Fatima Bhutto also criticizes Shah Rukh Khan, India’s largest Muslim star, for not criticizing Modi’s government, which is “globally recognized for its anti-Muslim persecution after depriving Muslims of their citizenship.” “Admirers of Modi’s BJP and its politics slaughter Muslims, capturing their terrible executions on cell phones to distribute around WhatsApp as viral trophies,” she said, recalling the foreboding National Registry of Citizenship Act, which branded 700,000 Indian Muslims, unlawful immigrants.

Shah Rukh Khan’s birthday tweet was shared by the writer. “Thank you for caring for our nation and its people.” “May you be strong and healthy to achieve all your dreams,” SRK wrote. “Quite a thing to wish for a man who allegedly oversaw the deaths of 2,000 Muslims and the systematic rape of hundreds of women in Gujarat during the 2002 riots,” Bhutto said.
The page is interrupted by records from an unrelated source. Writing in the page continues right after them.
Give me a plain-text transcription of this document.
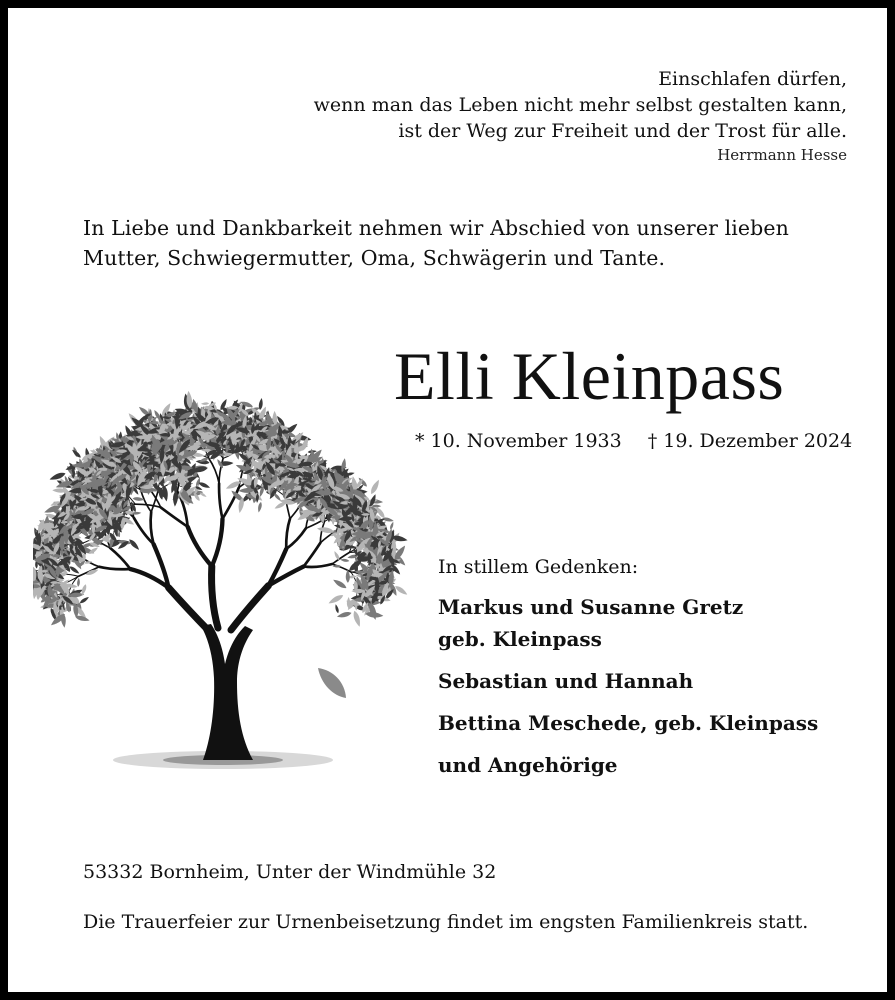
Einschlafen dürfen,
wenn man das Leben nicht mehr selbst gestalten kann,
ist der Weg zur Freiheit und der Trost für alle.
Herrmann Hesse
In Liebe und Dankbarkeit nehmen wir Abschied von unserer lieben
Mutter, Schwiegermutter, Oma, Schwägerin und Tante.
Elli Kleinpass
* 10. November 1933 † 19. Dezember 2024
In stillem Gedenken:
Markus und Susanne Gretz
geb. Kleinpass
Sebastian und Hannah
Bettina Meschede, geb. Kleinpass
und Angehörige
53332 Bornheim, Unter der Windmühle 32
Die Trauerfeier zur Urnenbeisetzung findet im engsten Familienkreis statt.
She criticized Bollywood for its “nasty” representation of Pakistanis and Muslims, naming several films. “January also saw Netflix release Mission Majnu, a lackluster drama about Indian spies discovering Pakistan’s nuclear program,” she adds.

Fatima Bhutto praises Pakistan for making films on “trans love stories, feminine desire, and the corrosive societal power of patriarchal fundamentalists” and music that questions borders. “Double weird, where culture is no longer used to extend dialogue but rather to suffocate it,” she says of India.